Your weekly financial calendar for market insights and key economic indicators.
Reverberations rippled across markets as Fitch, the rating agency, downgraded the United States' long-term credit ratings from AAA to AA+. However, this downgrade shouldn't have caught everyone off guard, as Fitch had already issued a warning about the potential downgrade during the US debt ceiling negotiations in May.
In practical terms, the downgrade has had little impact on holders of US Treasuries, as suitable alternatives are scarce. However, amidst higher yields, weak China PMI and ISM data, and elevated equity markets, it acted as a catalyst, triggering a rush to exit positions.
On the local front, the Reserve Bank of Australia (RBA) maintained its cash rate at 4.10% for the second consecutive month. The RBA's decision to keep rates steady aligns with last month's reasoning, aiming to assess the impact of the cumulative 400bp rate hikes and gauge evidence of a sustainable rebalancing between supply and demand.

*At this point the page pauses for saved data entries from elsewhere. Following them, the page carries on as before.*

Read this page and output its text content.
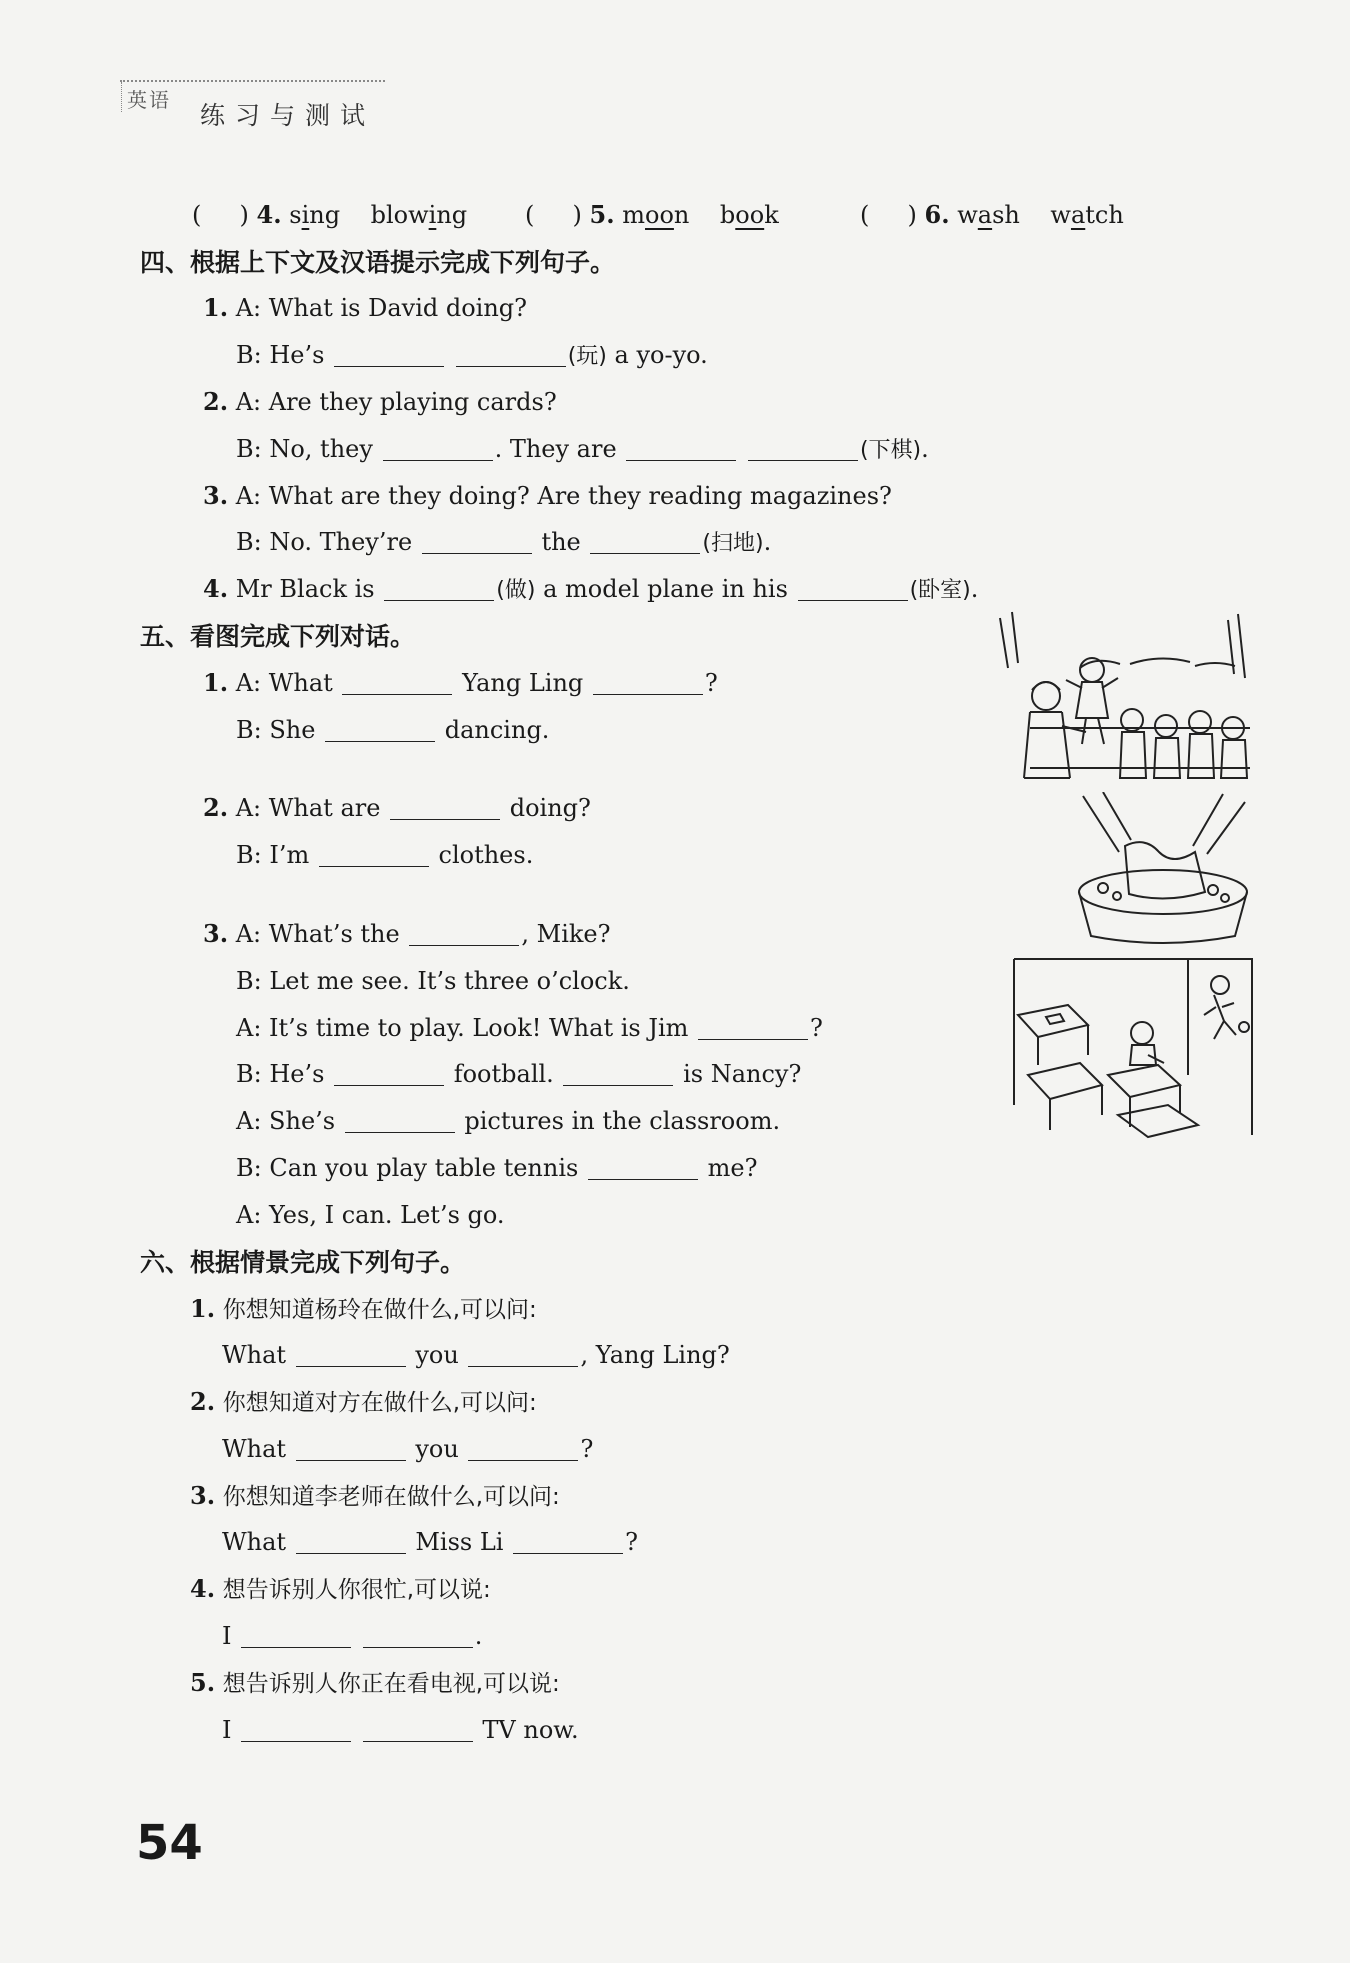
英语
练习与测试
( ) 4. sing blowing ( ) 5. moon book	( ) 6. wash watch
四、根据上下文及汉语提示完成下列句子。
1. A: What is David doing?
B: He’s	(玩) a yo-yo.
2. A: Are they playing cards?
B: No, they	. They are	(下棋).
3. A: What are they doing? Are they reading magazines?
B: No. They’re	the	(扫地).
4. Mr Black is	(做) a model plane in his	(卧室).
五、看图完成下列对话。
1. A: What	Yang Ling	?
B: She	dancing.
2. A: What are	doing?
B: I’m	clothes.
3. A: What’s the	, Mike?
B: Let me see. It’s three o’clock.
A: It’s time to play. Look! What is Jim	?
B: He’s	football.	is Nancy?
A: She’s	pictures in the classroom.
B: Can you play table tennis	me?
A: Yes, I can. Let’s go.
六、根据情景完成下列句子。
1. 你想知道杨玲在做什么,可以问:
What	you	, Yang Ling?
2. 你想知道对方在做什么,可以问:
What	you	?
3. 你想知道李老师在做什么,可以问:
What	Miss Li	?
4. 想告诉别人你很忙,可以说:
I	.
5. 想告诉别人你正在看电视,可以说:
I	TV now.
54
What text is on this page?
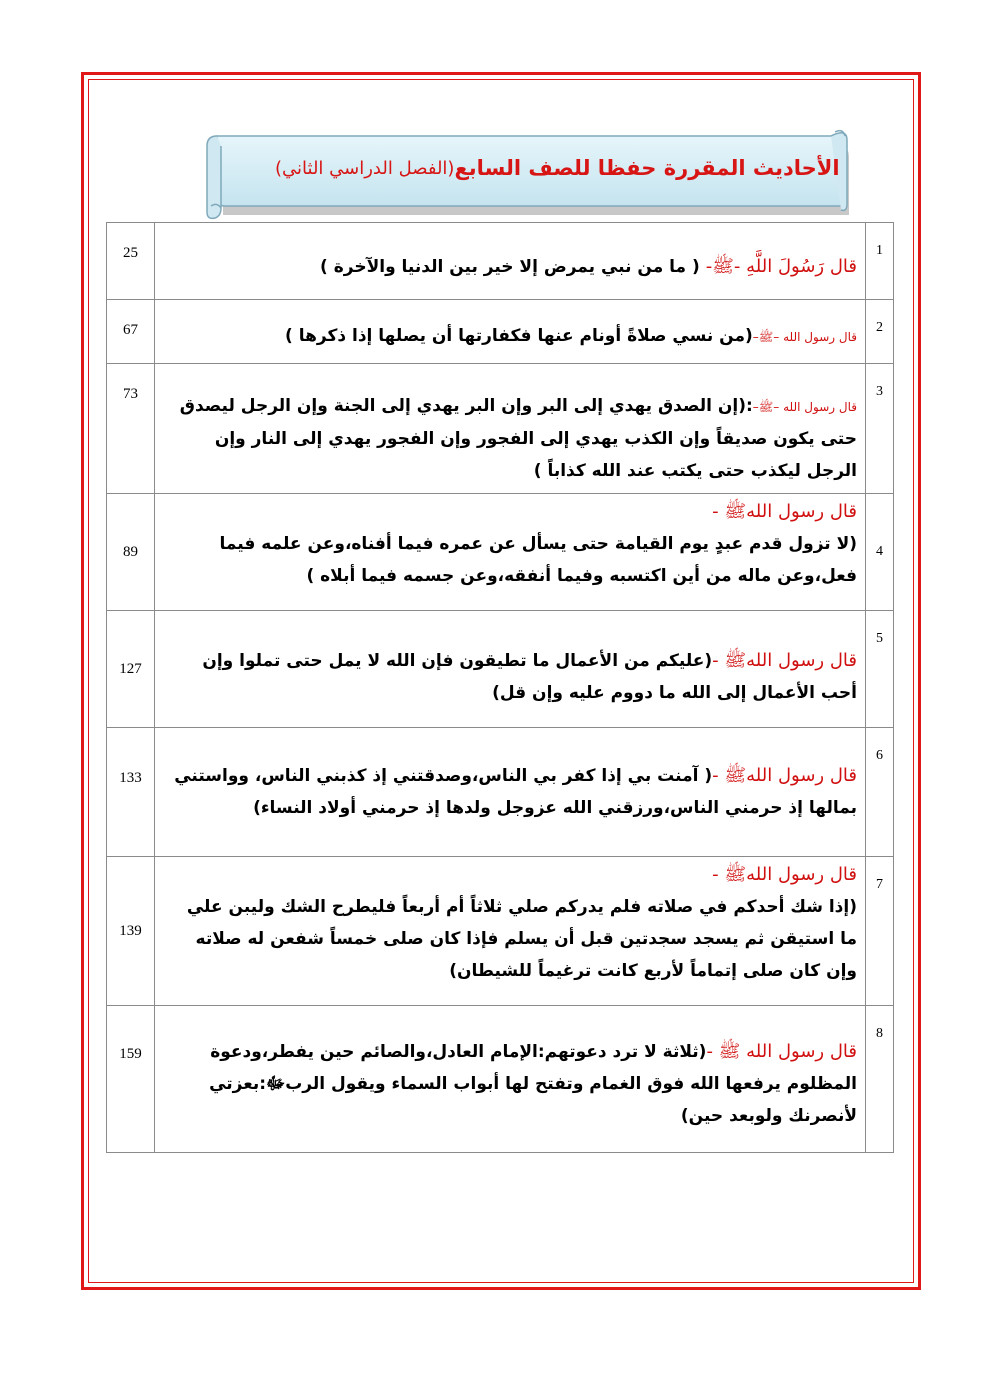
الأحاديث المقررة حفظا للصف السابع
(الفصل الدراسي الثاني)
25	قال رَسُولَ اللَّهِ -ﷺ- ( ما من نبي يمرض إلا خير بين الدنيا والآخرة )	1
67	قال رسول الله –ﷺ–(من نسي صلاةً أونام عنها فكفارتها أن يصلها إذا ذكرها )	2
73	قال رسول الله –ﷺ–:(إن الصدق يهدي إلى البر وإن البر يهدي إلى الجنة وإن الرجل ليصدق حتى يكون صديقاً وإن الكذب يهدي إلى الفجور وإن الفجور يهدي إلى النار وإن الرجل ليكذب حتى يكتب عند الله كذاباً )	3
89	قال رسول اللهﷺ -
(لا تزول قدم عبدٍ يوم القيامة حتى يسأل عن عمره فيما أفناه،وعن علمه فيما فعل،وعن ماله من أين اكتسبه وفيما أنفقه،وعن جسمه فيما أبلاه )	4
127	قال رسول اللهﷺ -(عليكم من الأعمال ما تطيقون فإن الله لا يمل حتى تملوا وإن أحب الأعمال إلى الله ما دووم عليه وإن قل)	5
133	قال رسول اللهﷺ -( آمنت بي إذا كفر بي الناس،وصدقتني إذ كذبني الناس، وواستني بمالها إذ حرمني الناس،ورزقني الله عزوجل ولدها إذ حرمني أولاد النساء)	6
139	قال رسول اللهﷺ -
(إذا شك أحدكم في صلاته فلم يدركم صلي ثلاثاً أم أربعاً فليطرح الشك وليبن علي ما استيقن ثم يسجد سجدتين قبل أن يسلم فإذا كان صلى خمساً شفعن له صلاته وإن كان صلى إتماماً لأربع كانت ترغيماً للشيطان)	7
159	قال رسول الله ﷺ -(ثلاثة لا ترد دعوتهم:الإمام العادل،والصائم حين يفطر،ودعوة المظلوم يرفعها الله فوق الغمام وتفتح لها أبواب السماء ويقول الربﷻ:بعزتي لأنصرنك ولوبعد حين)	8
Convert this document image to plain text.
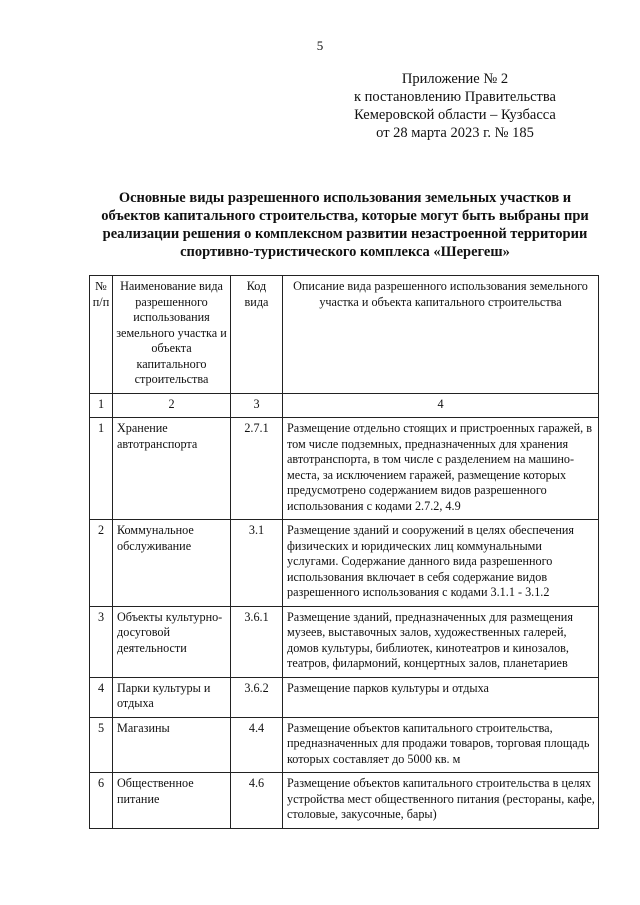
5
Приложение № 2
к постановлению Правительства
Кемеровской области – Кузбасса
от 28 марта 2023 г. № 185
Основные виды разрешенного использования земельных участков и объектов капитального строительства, которые могут быть выбраны при реализации решения о комплексном развитии незастроенной территории спортивно-туристического комплекса «Шерегеш»
№ п/п	Наименование вида разрешенного использования земельного участка и объекта капитального строительства	Код вида	Описание вида разрешенного использования земельного участка и объекта капитального строительства
1	2	3	4
1	Хранение автотранспорта	2.7.1	Размещение отдельно стоящих и пристроенных гаражей, в том числе подземных, предназначенных для хранения автотранспорта, в том числе с разделением на машино-места, за исключением гаражей, размещение которых предусмотрено содержанием видов разрешенного использования с кодами 2.7.2, 4.9
2	Коммунальное обслуживание	3.1	Размещение зданий и сооружений в целях обеспечения физических и юридических лиц коммунальными услугами. Содержание данного вида разрешенного использования включает в себя содержание видов разрешенного использования с кодами 3.1.1 - 3.1.2
3	Объекты культурно-досуговой деятельности	3.6.1	Размещение зданий, предназначенных для размещения музеев, выставочных залов, художественных галерей, домов культуры, библиотек, кинотеатров и кинозалов, театров, филармоний, концертных залов, планетариев
4	Парки культуры и отдыха	3.6.2	Размещение парков культуры и отдыха
5	Магазины	4.4	Размещение объектов капитального строительства, предназначенных для продажи товаров, торговая площадь которых составляет до 5000 кв. м
6	Общественное питание	4.6	Размещение объектов капитального строительства в целях устройства мест общественного питания (рестораны, кафе, столовые, закусочные, бары)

- Bank of England raised rates by 25p to 5.25%
- Fitch downgraded US long-term credit ratings to AA+ from AAA
- Caterpillar and Amazon share prices surged on strong earnings
- US ISM manufacturing survey at 46.4 in July, 9th consecutive month in contraction
- RBA kept cash rate on hold at 4.10% for two consecutive months
- Crude oil near $82.00 p/b after Russia and Saudi Arabia extend production cuts
- AMD, PayPal, and Qualcomm stocks dropped post disappointing earnings
- Gold down to $1930 as US yields rise
- Bitcoin briefly below $29,000
Dow Jones fear gauge VIX up ~20% to 15.93.
- AU: Westpac Consumer Confidence (Tuesday, August 8, 10:30 am AEST)
- AU: NAB Business Confidence (Tuesday, August 8, 11:30 am AEST)
- NZ: Business NZ PMI (Friday, August 11, 8:30 am AEST)
- CN: Balance of Trade (Tuesday, August 8, 1 pm AEST)
- CN: Inflation (Wednesday, August 9, 11:30 am AEST)
- CN: New Yuan Loans (Friday, August 11, TBC)
- US: Inflation (Thursday, August 10, 10:30 pm AEST)
- US: PPI (Friday, August 11, 10:30 pm AEST)
- UK: GDP (Friday, August 11, 4 pm AEST)
Wednesday, August 9 at 11.30 am AEST
China's consumer prices saw an unexpected decline, registering 0% YoY in June 2023, missing the expected rise of 0.2%. This marked the lowest reading since February 2021, mainly attributed to decreases in non-food prices, transport, and education. The monthly CPI also fell by -0.2%, marking the fifth consecutive month of declines, below the consensus forecast for a flat reading.
For this month, the market anticipates a further decline in CPI to -0.5% YoY as the Chinese reopening faces obstacles, consumer caution persists, and the economy approaches deflation for the first time since February 2021.
Such soft numbers may lead to calls for additional stimulus to avoid a Japanese-type deflationary spiral. PBOC Governor Yi Gang previously downplayed deflation risks and emphasized the presence of "ample policy room" to support economic growth.
China CPI chart
Thursday, August 10 at 10.30 pm AEST
Last month, headline CPI in the US slowed to 3%, the lowest in two years, compared to 4.0% in May. The fall was driven by a decline in energy prices. Core CPI, which excludes volatile items like food and energy, eased to 4.8%, the lowest since October 2021, down from 5.3% in May, but still above the Fed's target.
For this month, both US headline and core CPI are forecast to rise by 0.2%. If this happens, the headline rate would edge higher to 3.2% YoY, while core inflation is expected to hold steady at 4.8%.
While inflation is likely at its peak, core inflation remains stubborn, and the Fed will want more confirmation in the upcoming months that progress is being made before concluding its rate-tightening cycle.
US CPI chart
Friday, August 11 at 4 pm AEST
In the first three months of the year, the UK GDP grew by just 0.2%, and while the economy has managed to steer clear of a recession, growth remains sluggish over the past few months, which suggests that the UK economy is not out of the woods yet. Further trade-offs for growth conditions from tighter monetary policies will likely show up over the coming months as well.
This comes on the back of a cumulative 75 basis-point (bp) worth of tightening delivered by the Bank of England (BoE) in the second quarter, with little sign that the rate upcycle is coming to an end anytime soon. Rate expectations are still pricing for two more 25 bp hikes from the central bank by the end of this year.
The recent monthly GDP reading for May has fallen back into negative territory (-0.4%) for the first time in 2023, and while the drag is partly attributed to an extra national holiday from King Charles III's coronation, further clues will be sought from the upcoming GDP reading to give a clearer indication of how long the stagnating growth outlook will last.